Con los músculos tensos, preparada para zafarme al primer signo de dolor, contuve el aliento y esperé. Pero no hubo dolor. Al contrario, la sensaciones que me invadían a medida que René iba penetrando en el pequeño agujero eran más agradables que todo lo que había experimentado hasta entonces.

Gemí, pero esta vez no de dolor, sino de placer, y al instante siguiente, impulsados por esos instintos naturales que no requieren experiencia anterior ni maestro que nos guíe, ambos comenzamos a mover frenéticamente el trasero en un esfuerzo por gustar inmediatamente el supremo placer que nos anunciaban los estremecimientos intoxicantes que nos atormentaban.

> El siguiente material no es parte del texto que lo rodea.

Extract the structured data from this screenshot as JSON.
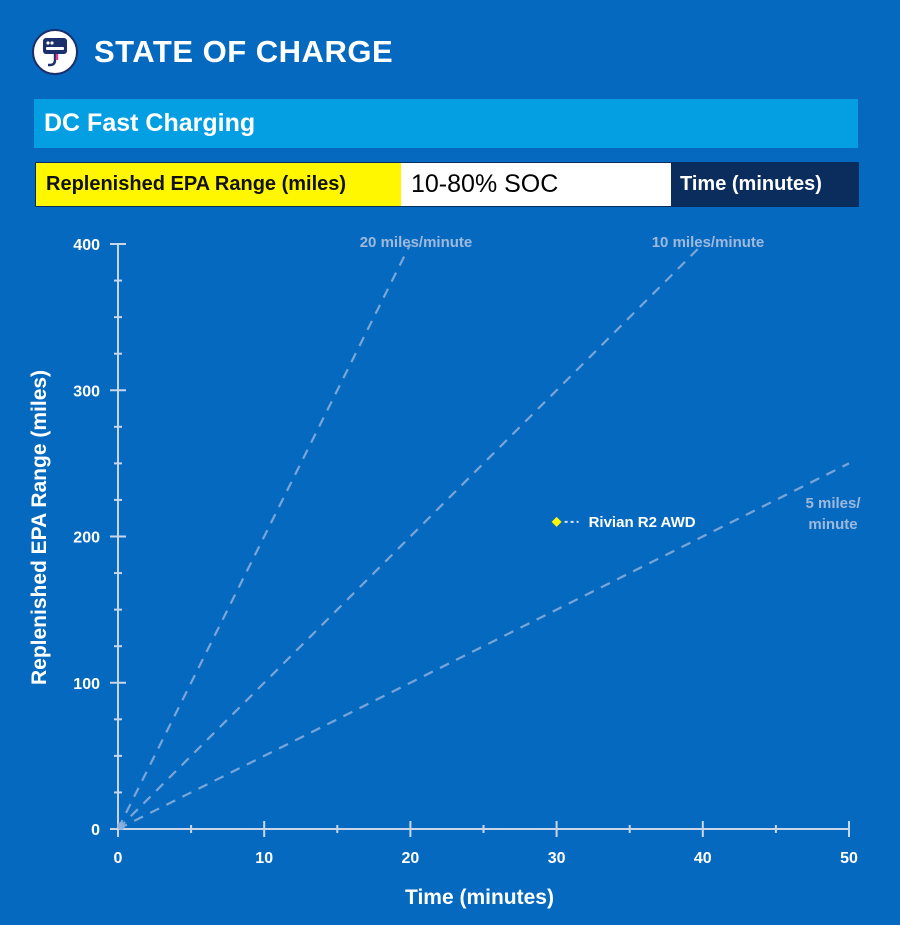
{
  "header": {
    "title": "STATE OF CHARGE"
  },
  "subtitle": "DC Fast Charging",
  "legend": {
    "y_label": "Replenished EPA Range (miles)",
    "soc_label": "10-80% SOC",
    "x_label": "Time (minutes)"
  },
  "colors": {
    "background": "#0569bf",
    "subtitle_bg": "#049ee3",
    "accent_yellow": "#fff700",
    "dark_navy": "#0b2d5e",
    "reference_line": "#8fb0dc",
    "axis": "#c9d6ea",
    "marker": "#fff700"
  },
  "icons": {
    "logo": "charger-plug-icon"
  },
  "chart_data": {
    "type": "scatter",
    "title": "DC Fast Charging",
    "xlabel": "Time (minutes)",
    "ylabel": "Replenished EPA Range (miles)",
    "xlim": [
      0,
      50
    ],
    "ylim": [
      0,
      400
    ],
    "x_ticks": [
      0,
      10,
      20,
      30,
      40,
      50
    ],
    "y_ticks": [
      0,
      100,
      200,
      300,
      400
    ],
    "grid": false,
    "reference_lines": [
      {
        "name": "20 miles/minute",
        "label_lines": [
          "20 miles/minute"
        ],
        "slope": 20
      },
      {
        "name": "10 miles/minute",
        "label_lines": [
          "10 miles/minute"
        ],
        "slope": 10
      },
      {
        "name": "5 miles/minute",
        "label_lines": [
          "5 miles/",
          "minute"
        ],
        "slope": 5
      }
    ],
    "series": [
      {
        "name": "Rivian  R2 AWD",
        "x": 30,
        "y": 210
      }
    ]
  }
}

Sólo ocurre una vez en la vida ese indescriptible resplandor celestial que sofoca las almas y funde los cuerpos de los amantes en un arrebato inolvidable: la primera unión sexual perfecta de dos seres que sienten hacia el otro la tierna pasión de la juventud, libre de las mayores complejidades de la madurez, y afirmo que aquellos que no han saboreado el fruto del amor bajo estas condiciones se han perdido lo que probablemente es la experiencia más dulce de la vida.

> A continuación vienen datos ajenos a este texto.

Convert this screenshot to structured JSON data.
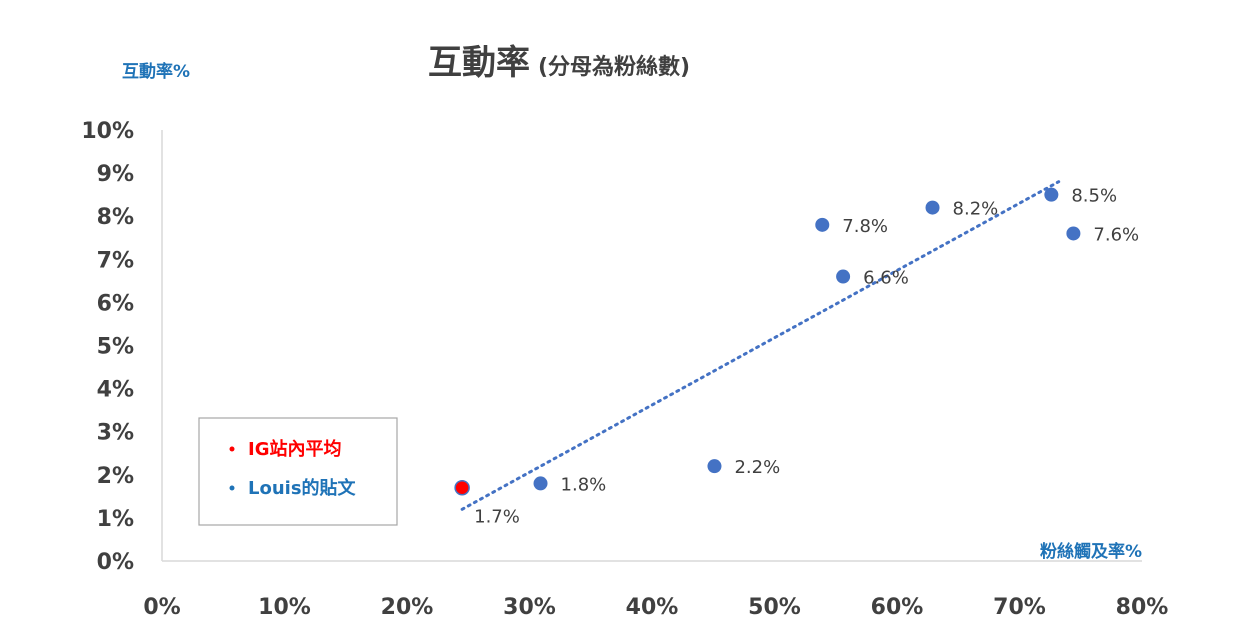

René y yo finalmente habíamos logrado abrir la puerta que hasta entonces había obstruido nuestro progreso, y al hacerlo los gérmenes latentes de la sensualidad, sin duda sembrados en mi alma, florecieron rápidamente. Mi ardor superaba el suyo, y ahora era yo quien sugería e incluso suplicaba frecuentes visitas a la polvorienta buhardilla donde, sin bragas y con el vestido levantado o sin él me agitaba y suspiraba extasiada en respuesta a sus vigorosos movimientos. Y, cuando un delicioso orgasmo había recompensado nuestros esfuerzos, lamentaba para mis adentros la inevitable transformación de su pichulina, que se encogía lenta pero segura, mientras su viril rigidez degeneraba en una flácida inercia que la incapacitaba para toda utilización inmediata.